The ink is barely dry on Nigeria's new Investments and Securities Act (ISA) 2024, and already a question hangs heavy in the air: is this a step forward into a regulated future, or a gilded cage for the burgeoning crypto industry? President Tinubu has formally classified cryptocurrencies and other digital assets as securities. This decision brings them and their activities under the very watchful eye of the Nigerian SEC. On the surface, this may sound like a responsible, even necessary idea. But what's the real cost? Are we trading innovation for illusory safety?

Innovation Or Suffocation? A Delicate Balance

Look, I get it. Nobody wants to see scams running rampant. The promise of investor protection is alluring. The SEC’s proactive efforts at laying out regulatory frameworks, including the possibility of taxation, appear to be a positive step in the direction of legitimizing the industry. And yes, the Central Bank now allowing banks to work with crypto platforms (if licensed by the SEC) sounds like progress. But for a moment, let’s join the dots here that nobody else is joining.

Think about it: every single regulation adds friction. Each compliance hurdle, every reporting requirement, no matter how well-intentioned, becomes another pound on the backs of crypto startups and established businesses. I mean we’re just talking about small businesses here, Nigerian businesses, just trying to compete on that global stage. Now they’ve got to walk through a new legal minefield. The Tethers and Bybits of the world, the big players, can pay for compliance officers, can pay for legal teams that are focused on this. Can the local guy?

Are we building a system where only the big boys can compete? Is this law meant to protect Nigerians, or to protect the established financial system from Nigerians?

The Remittance Trap: A Costly Safety Net?

Here's an unexpected connection for you: Nigeria's reliance on remittances. For millions of families, these funds are a lifeline, frequently remitted by relatives working overseas. Now, crypto has become the means of choice for those transfers. It’s cheaper and quicker than the alternative, with lower fees and shorter processing times than legacy systems. The problem of burdensome regulations. Now, picture the one-two punch these harsh new, unprecedented regulations could deliver. Will new compliance costs for crypto platforms just be passed onto users, thus taxing these already financially challenged families?

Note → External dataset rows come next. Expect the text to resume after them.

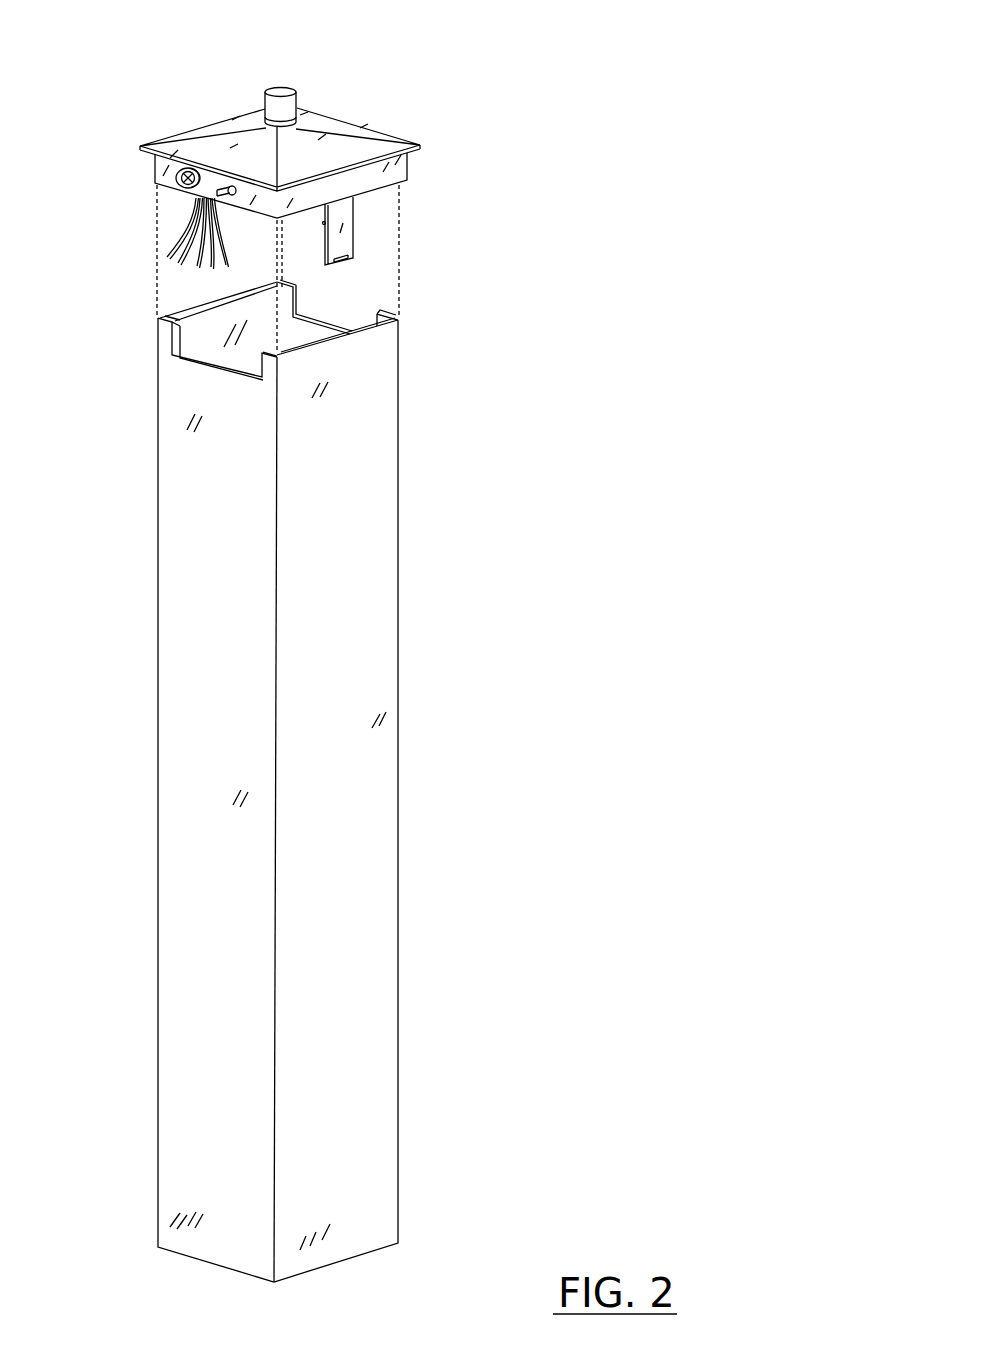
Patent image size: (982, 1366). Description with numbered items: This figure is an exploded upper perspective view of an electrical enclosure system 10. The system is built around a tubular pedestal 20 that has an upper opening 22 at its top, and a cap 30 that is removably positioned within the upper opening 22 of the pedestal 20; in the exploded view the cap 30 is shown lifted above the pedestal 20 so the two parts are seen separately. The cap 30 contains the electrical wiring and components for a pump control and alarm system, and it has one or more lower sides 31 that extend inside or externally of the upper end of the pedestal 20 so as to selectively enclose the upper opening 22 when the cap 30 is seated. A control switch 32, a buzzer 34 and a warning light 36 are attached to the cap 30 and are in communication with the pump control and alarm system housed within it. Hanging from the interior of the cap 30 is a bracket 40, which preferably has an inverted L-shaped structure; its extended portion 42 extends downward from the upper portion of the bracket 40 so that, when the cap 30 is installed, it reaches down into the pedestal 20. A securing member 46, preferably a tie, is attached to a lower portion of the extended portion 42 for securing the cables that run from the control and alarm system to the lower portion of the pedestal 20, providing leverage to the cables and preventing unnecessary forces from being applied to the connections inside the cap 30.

The electrical enclosure system 10 is at (649, 91).
The tubular pedestal 20 is at (408, 778).
The upper opening 22 is at (180, 357).
The cap 30 is at (406, 122).
The lower sides 31 is at (404, 175).
The control switch 32 is at (227, 188).
The buzzer 34 is at (176, 178).
The warning light 36 is at (263, 99).
The bracket 40 is at (369, 246).
The extended portion 42 is at (348, 212).
The securing member 46 is at (283, 248).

Too onerous compliance requirements might force these deals into a shadow market. In the shadows, they are made far more vulnerable to fraud and exploitation. To make matters worse, the very people this law is meant to protect would likely suffer most from its effects.

It is akin to using a sledgehammer to replace a leaky faucet. Sure, you can stop that drip, but in the process, you’ll likely shatter your entire sink.

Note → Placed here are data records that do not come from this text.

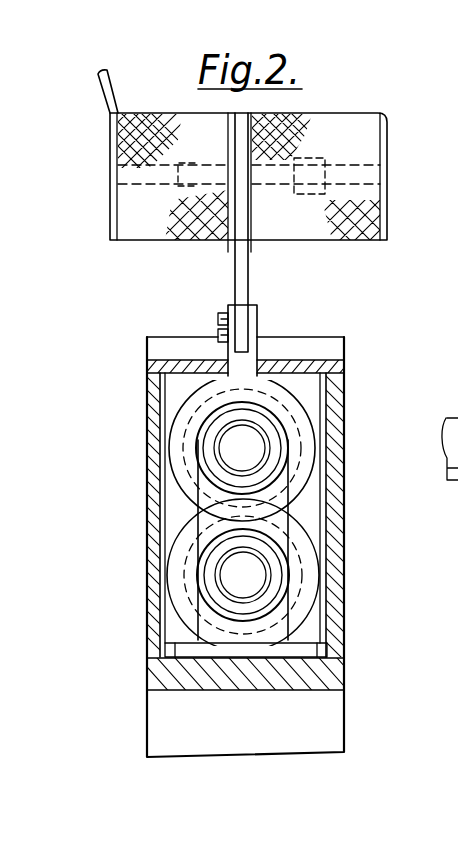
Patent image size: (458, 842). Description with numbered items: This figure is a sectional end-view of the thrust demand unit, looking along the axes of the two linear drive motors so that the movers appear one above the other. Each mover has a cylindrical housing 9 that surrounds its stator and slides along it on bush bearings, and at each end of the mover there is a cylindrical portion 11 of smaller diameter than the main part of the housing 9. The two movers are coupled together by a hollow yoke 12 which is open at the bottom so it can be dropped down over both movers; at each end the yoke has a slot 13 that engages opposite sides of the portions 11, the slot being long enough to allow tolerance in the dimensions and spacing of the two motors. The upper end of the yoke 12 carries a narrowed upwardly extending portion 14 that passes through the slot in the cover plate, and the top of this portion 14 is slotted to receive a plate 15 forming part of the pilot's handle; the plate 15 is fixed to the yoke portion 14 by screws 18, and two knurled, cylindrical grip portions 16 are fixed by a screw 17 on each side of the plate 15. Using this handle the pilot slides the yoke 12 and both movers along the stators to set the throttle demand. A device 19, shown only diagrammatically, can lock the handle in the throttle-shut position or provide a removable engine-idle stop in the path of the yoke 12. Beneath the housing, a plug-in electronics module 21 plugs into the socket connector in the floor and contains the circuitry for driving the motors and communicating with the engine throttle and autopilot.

The cylindrical housing 9 is at (222, 516).
The cylindrical portion 11 is at (220, 490).
The hollow yoke 12 is at (162, 462).
The slot 13 is at (288, 528).
The narrowed upwardly extending portion 14 is at (240, 364).
The plate 15 is at (247, 289).
The knurled cylindrical grip portions 16 is at (150, 240).
The screw 17 is at (395, 175).
The screws 18 is at (218, 321).
The device 19 is at (347, 346).
The plug-in electronics module 21 is at (347, 715).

  • The Promise: Investor protection
  • The Reality: Potentially reduced access to crypto for ordinary Nigerians and increased costs.

Education vs Regulation: Which Comes First?

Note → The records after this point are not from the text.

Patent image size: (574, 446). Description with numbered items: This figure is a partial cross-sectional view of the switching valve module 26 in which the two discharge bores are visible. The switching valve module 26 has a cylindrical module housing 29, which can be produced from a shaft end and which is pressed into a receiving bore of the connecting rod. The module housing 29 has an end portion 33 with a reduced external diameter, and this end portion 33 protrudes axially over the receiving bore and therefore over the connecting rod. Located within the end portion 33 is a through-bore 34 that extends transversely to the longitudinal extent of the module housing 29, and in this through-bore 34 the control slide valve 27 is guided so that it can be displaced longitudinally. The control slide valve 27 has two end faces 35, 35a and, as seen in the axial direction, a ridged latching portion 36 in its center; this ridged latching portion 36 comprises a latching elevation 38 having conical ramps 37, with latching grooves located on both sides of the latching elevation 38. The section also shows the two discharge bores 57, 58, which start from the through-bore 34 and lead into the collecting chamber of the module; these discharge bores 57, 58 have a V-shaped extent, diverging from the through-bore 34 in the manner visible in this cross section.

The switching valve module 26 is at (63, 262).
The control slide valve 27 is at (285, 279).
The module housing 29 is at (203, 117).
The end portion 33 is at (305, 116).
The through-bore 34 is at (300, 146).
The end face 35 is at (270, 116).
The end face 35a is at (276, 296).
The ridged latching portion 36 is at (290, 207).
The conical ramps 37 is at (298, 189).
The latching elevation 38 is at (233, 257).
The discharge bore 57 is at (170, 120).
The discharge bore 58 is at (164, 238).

The Tether/Quidax collaboration for blockchain education across Africa is praiseworthy. So is Bybit's collaboration with Alt School Africa, and Adeniyi Abiodun's $1.3 million fund to train blockchain software engineers. Here is where the real action should be. To better protect Nigerians, we have to empower them with the information needed to participate in the crypto landscape safely and responsibly. Show them how to spot a scam, how to navigate risk, and how to use crypto to create prosperity.

Regulation without education is like building a fence around a pasture while leaving everyone in the dark about cattle ranching. While sufficient to fence in cattle, that won’t grow any productive fields.

Rather than putting all of our emphasis on banning what the bad actors are doing, let’s create a norm of smart, responsible participation. Let’s stop infantilizing Nigerians and allowing the authorities to restrict them through overregulation based on a paternalistic belief that they’ll make poor financial decisions without strict oversight.

Yet the South Africa crypto tax enforcement serves as a timely reminder that education must come first.

The true price tag of this new crypto law isn’t limited to compliance costs with new regulations, or lost access for people the crypto community wishes to serve. It’s not just the loss of opportunity, the stifling of innovation or the erosion of individual financial freedom. It's about the message we send to the next generation of Nigerian entrepreneurs: are we encouraging them to build a better future, or are we telling them to stay within the lines?

The $130 billion wiped out in the crypto market by Trump's tariffs shows how fragile the market is. Does this mean we need more control, or smarter participation?

We need proportionate, transparent, and responsive regulations. Regulations that protect consumers without stifling innovation. Regulations that enable Nigerians to remain active and benefitting from the global crypto revolution rather than subject them to regulation.

It is time to ask tough questions. Is this law even in the best interest of the Nigerian people? Might this be an early move toward such control? It is taking us down a path where the unknown true cost is far more expensive than we realize.

It is time to ask tough questions. Is this law truly in the best interests of the Nigerian people? Or is it a step down a path towards control, a path where the real cost is far higher than we realize?